Carissimi colleghi, ma davvero possiamo lasciare che il Ministro ci liquidi così, con una semplice imposizione agli usr di far partecipare al concorso solo i ricorrenti non abilitati dotati di provvedimento cautelare?

Davvero possiamo permettere al Ministro di vanificare i risultati dei nostri percorsi abilitanti ottenuti con fatica, sacrificio e a fronte di notevoli spese? Io sinceramente non ci sto!

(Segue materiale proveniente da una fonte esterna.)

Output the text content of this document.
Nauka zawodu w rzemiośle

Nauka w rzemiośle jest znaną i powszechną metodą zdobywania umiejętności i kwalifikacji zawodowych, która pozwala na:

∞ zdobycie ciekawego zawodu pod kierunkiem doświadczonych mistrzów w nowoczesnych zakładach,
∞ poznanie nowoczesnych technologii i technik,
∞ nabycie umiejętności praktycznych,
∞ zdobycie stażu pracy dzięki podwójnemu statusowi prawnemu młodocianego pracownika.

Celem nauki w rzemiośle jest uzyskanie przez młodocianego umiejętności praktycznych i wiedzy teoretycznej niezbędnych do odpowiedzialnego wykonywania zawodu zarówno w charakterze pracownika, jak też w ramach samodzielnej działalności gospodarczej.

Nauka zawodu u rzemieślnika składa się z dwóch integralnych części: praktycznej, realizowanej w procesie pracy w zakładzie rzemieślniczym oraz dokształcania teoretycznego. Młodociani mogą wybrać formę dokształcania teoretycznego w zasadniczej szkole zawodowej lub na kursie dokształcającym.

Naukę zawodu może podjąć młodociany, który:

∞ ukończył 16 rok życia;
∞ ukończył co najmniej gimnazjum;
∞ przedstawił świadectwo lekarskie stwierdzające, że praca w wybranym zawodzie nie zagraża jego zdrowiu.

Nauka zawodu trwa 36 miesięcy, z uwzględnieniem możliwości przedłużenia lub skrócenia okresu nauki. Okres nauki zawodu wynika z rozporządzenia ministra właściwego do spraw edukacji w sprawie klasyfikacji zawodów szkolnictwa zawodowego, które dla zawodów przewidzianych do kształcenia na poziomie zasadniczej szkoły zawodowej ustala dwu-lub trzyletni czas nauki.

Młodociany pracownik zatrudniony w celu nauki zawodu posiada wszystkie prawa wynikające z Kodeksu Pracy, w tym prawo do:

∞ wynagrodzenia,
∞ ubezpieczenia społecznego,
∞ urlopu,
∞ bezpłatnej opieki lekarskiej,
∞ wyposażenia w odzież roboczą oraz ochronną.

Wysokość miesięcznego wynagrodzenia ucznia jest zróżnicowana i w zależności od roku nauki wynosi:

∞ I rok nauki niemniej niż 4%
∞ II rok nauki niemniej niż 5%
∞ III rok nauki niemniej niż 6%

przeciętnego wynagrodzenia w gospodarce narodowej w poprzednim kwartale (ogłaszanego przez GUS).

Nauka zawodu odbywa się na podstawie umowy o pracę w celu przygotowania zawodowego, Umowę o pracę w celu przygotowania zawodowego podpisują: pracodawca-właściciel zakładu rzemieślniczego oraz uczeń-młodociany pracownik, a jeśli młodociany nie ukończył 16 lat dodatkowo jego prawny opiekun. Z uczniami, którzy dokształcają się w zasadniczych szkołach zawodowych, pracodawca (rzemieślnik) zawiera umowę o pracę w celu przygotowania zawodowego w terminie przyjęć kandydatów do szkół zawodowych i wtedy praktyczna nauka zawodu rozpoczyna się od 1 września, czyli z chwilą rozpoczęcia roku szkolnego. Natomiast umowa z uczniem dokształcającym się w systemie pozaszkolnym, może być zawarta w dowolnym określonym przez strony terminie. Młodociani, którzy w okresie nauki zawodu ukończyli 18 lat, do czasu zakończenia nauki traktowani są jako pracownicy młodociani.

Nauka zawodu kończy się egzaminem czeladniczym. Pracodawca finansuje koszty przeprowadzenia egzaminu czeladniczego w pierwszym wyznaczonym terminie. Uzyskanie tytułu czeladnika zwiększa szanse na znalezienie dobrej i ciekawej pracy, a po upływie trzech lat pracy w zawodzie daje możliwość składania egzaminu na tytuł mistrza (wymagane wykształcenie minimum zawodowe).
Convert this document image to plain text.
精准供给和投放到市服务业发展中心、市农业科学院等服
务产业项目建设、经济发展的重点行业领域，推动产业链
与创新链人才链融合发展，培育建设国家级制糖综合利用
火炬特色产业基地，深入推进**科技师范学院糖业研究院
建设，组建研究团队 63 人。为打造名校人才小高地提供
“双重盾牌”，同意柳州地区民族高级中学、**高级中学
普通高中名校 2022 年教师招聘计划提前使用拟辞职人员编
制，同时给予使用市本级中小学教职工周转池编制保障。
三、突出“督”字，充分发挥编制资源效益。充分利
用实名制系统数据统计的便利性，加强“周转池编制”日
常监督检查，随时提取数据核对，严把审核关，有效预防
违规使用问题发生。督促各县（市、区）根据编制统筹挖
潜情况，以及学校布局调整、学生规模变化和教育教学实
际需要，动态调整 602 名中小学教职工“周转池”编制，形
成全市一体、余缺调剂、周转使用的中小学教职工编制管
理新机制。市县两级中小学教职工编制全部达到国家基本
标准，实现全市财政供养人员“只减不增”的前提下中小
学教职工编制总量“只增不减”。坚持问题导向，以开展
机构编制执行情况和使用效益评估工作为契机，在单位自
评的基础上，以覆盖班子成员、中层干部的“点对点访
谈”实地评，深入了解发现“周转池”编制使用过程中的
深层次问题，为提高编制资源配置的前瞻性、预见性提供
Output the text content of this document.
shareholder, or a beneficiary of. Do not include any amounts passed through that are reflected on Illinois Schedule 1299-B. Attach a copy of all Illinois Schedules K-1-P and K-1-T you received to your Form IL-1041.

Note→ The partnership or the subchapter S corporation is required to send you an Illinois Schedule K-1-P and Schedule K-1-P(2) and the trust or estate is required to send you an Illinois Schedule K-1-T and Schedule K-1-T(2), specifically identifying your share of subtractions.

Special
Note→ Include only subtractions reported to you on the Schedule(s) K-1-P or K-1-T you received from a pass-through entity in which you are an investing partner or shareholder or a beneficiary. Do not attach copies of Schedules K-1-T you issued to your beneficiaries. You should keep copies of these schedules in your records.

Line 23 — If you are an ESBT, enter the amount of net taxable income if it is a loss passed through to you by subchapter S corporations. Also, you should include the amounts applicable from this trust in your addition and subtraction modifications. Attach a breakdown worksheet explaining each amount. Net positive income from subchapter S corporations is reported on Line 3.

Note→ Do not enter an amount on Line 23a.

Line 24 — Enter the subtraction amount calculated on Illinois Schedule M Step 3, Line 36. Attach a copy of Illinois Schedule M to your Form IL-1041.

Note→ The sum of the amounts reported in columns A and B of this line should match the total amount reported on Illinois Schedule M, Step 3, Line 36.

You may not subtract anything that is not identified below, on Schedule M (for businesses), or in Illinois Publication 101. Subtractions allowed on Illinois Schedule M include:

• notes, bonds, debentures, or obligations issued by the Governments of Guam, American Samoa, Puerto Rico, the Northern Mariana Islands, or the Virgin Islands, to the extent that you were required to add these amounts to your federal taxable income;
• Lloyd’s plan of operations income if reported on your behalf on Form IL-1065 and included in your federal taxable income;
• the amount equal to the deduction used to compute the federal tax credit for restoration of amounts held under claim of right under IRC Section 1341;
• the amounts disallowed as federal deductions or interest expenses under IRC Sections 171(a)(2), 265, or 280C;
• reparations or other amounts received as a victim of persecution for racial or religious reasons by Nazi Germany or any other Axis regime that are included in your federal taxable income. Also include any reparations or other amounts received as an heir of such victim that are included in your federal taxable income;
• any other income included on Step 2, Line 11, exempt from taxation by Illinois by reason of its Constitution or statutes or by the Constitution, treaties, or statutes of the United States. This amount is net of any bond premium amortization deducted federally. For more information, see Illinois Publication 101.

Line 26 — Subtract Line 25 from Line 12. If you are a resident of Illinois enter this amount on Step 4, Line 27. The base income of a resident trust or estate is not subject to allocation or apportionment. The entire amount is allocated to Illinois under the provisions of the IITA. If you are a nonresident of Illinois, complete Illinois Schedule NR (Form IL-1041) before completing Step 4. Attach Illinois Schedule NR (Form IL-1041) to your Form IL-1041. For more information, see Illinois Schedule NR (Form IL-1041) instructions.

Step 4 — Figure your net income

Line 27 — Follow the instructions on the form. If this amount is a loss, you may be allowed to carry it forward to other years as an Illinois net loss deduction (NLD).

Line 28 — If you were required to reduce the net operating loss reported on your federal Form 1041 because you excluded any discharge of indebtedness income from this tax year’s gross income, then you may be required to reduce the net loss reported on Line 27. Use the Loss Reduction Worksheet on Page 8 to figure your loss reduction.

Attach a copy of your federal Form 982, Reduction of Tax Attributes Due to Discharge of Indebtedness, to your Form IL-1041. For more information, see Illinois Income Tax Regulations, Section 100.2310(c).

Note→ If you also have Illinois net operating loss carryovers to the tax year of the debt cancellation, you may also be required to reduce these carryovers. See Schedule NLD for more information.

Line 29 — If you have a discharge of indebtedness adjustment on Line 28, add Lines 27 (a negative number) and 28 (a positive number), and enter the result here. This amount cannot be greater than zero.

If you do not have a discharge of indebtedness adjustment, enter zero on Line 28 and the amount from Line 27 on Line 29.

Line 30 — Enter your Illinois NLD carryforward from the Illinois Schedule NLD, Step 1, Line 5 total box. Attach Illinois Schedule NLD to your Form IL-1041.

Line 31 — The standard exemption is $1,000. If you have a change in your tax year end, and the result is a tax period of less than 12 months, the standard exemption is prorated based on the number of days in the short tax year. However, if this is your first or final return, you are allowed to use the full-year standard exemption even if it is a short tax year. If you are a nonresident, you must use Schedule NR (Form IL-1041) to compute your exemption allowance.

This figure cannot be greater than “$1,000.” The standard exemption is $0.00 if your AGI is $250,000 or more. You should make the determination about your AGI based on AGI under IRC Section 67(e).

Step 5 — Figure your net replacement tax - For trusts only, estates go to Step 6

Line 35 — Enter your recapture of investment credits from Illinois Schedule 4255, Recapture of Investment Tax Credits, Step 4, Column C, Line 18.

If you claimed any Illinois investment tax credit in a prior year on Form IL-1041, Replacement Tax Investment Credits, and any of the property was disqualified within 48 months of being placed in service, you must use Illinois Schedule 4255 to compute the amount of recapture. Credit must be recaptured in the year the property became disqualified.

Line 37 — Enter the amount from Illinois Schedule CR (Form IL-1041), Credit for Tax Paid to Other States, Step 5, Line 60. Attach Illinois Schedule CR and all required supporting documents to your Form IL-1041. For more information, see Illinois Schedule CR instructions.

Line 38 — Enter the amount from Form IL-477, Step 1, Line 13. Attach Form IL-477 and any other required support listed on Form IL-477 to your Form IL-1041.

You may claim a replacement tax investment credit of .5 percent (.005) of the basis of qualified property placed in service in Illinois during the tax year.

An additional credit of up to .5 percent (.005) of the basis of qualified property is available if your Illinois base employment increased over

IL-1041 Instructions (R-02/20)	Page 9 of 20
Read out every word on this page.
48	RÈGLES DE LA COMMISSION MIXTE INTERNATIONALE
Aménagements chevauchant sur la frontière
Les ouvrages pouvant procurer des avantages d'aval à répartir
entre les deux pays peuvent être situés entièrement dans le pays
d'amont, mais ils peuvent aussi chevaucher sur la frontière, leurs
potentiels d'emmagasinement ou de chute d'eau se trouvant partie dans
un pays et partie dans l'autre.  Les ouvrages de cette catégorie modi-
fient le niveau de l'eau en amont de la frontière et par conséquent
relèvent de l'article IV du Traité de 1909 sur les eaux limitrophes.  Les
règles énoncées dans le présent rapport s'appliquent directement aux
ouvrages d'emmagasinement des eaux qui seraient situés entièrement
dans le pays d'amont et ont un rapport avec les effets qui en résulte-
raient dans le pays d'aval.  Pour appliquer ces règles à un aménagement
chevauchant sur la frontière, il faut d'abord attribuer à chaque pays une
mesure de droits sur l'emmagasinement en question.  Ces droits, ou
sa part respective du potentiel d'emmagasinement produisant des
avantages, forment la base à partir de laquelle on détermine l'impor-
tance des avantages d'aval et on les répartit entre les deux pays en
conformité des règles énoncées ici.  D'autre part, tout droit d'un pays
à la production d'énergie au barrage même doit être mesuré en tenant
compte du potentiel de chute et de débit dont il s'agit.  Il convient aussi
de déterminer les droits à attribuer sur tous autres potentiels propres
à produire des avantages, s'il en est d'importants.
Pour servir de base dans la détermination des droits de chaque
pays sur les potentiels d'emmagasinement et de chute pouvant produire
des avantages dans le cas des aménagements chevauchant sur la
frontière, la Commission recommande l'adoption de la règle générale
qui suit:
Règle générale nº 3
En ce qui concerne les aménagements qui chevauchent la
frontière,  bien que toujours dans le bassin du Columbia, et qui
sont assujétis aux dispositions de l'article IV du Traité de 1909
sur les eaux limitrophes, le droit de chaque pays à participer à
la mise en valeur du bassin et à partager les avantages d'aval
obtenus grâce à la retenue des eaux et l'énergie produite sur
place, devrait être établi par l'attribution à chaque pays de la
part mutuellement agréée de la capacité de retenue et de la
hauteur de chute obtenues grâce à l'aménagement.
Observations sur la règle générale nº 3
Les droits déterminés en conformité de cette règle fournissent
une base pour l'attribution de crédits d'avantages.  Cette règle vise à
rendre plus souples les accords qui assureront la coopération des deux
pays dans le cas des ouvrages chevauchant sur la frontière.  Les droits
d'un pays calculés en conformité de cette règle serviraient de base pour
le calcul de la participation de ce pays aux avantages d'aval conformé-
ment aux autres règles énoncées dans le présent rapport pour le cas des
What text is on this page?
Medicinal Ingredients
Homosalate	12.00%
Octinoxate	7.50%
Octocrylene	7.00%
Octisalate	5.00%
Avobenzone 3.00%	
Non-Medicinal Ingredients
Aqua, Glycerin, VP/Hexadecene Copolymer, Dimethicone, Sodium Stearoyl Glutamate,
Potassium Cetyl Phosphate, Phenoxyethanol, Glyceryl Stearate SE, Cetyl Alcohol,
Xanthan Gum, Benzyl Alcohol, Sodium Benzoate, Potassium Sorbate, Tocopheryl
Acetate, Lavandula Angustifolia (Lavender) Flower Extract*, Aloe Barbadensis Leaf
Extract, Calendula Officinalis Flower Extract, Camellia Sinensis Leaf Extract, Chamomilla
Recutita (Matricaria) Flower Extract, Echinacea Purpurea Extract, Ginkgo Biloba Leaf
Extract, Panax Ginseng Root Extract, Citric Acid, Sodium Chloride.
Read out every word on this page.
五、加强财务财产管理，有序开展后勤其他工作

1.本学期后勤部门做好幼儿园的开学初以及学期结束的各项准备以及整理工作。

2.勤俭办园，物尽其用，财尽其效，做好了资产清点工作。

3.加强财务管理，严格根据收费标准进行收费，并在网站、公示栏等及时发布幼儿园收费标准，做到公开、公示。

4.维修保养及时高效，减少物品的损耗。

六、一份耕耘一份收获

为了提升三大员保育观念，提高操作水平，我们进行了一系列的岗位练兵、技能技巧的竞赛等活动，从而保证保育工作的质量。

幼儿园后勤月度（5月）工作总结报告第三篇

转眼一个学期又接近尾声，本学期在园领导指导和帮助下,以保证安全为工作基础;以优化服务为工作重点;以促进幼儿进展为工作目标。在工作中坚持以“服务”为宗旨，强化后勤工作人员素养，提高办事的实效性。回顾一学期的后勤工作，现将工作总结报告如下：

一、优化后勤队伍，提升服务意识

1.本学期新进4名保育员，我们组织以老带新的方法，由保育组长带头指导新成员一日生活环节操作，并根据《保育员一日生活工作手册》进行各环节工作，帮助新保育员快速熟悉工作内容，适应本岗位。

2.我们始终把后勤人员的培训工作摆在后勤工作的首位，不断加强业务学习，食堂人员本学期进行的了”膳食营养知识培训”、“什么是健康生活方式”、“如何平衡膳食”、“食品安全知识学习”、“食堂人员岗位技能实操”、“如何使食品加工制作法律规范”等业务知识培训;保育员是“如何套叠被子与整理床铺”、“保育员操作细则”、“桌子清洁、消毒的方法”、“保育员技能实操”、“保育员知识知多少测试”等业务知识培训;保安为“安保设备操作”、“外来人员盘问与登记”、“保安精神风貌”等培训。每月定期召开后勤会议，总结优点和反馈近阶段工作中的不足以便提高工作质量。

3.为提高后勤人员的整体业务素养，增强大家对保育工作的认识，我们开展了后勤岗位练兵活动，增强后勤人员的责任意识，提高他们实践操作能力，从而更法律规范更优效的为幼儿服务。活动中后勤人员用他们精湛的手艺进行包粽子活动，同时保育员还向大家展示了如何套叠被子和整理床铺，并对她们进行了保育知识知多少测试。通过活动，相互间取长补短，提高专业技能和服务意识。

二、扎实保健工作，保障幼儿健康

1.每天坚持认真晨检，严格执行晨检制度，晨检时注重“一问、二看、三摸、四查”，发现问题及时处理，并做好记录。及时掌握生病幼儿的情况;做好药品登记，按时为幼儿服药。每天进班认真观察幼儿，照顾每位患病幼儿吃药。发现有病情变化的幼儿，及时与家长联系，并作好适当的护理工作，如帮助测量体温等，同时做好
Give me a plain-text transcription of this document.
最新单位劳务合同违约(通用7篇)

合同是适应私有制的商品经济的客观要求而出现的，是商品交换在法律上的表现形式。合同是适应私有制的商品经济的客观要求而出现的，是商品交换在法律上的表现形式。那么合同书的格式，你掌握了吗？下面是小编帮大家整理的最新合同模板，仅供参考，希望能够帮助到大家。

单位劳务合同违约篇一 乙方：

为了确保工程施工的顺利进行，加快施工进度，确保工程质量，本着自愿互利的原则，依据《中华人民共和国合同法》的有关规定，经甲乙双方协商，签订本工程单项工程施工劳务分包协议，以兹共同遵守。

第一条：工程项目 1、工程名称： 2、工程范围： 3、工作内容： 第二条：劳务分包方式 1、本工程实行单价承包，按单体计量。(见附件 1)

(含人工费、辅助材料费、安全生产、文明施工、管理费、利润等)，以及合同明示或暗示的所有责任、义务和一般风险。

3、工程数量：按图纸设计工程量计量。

Già questo concorso è partito con il piede sbagliato (è inutile ormai elencare tutti i punti oscuri e le ingiustizie presenti nel bando) ma ora che le "regole del gioco" sono cambiate (credetemi, non ce l'ho con i colleghi non abilitati che, evidentemente,
hanno il diritto di partecipare al concorso), credo che sia davvero arrivato il momento di far valere i nostri di diritti! Organizziamoci, anche dopo avere svolto le prove, affinché almeno ci sia riconosciuto un punteggio maggiore rispetto a chi non ha conseguito l'abilitazione!

Stiamo subendo una grave ingiustizia e, quando questa pagliacciata sarà finita, i più sfortunati di noi si ritroveranno, da abilitati, a non lavorare più nella scuola, mentre chi nella scuola non ha lavorato neanche un giorno, da non abilitato, potrebbe ottenere il ruolo: solo nel nostro Paese i dirigenti politici avrebbero potuto creare una situazione controversa come questa.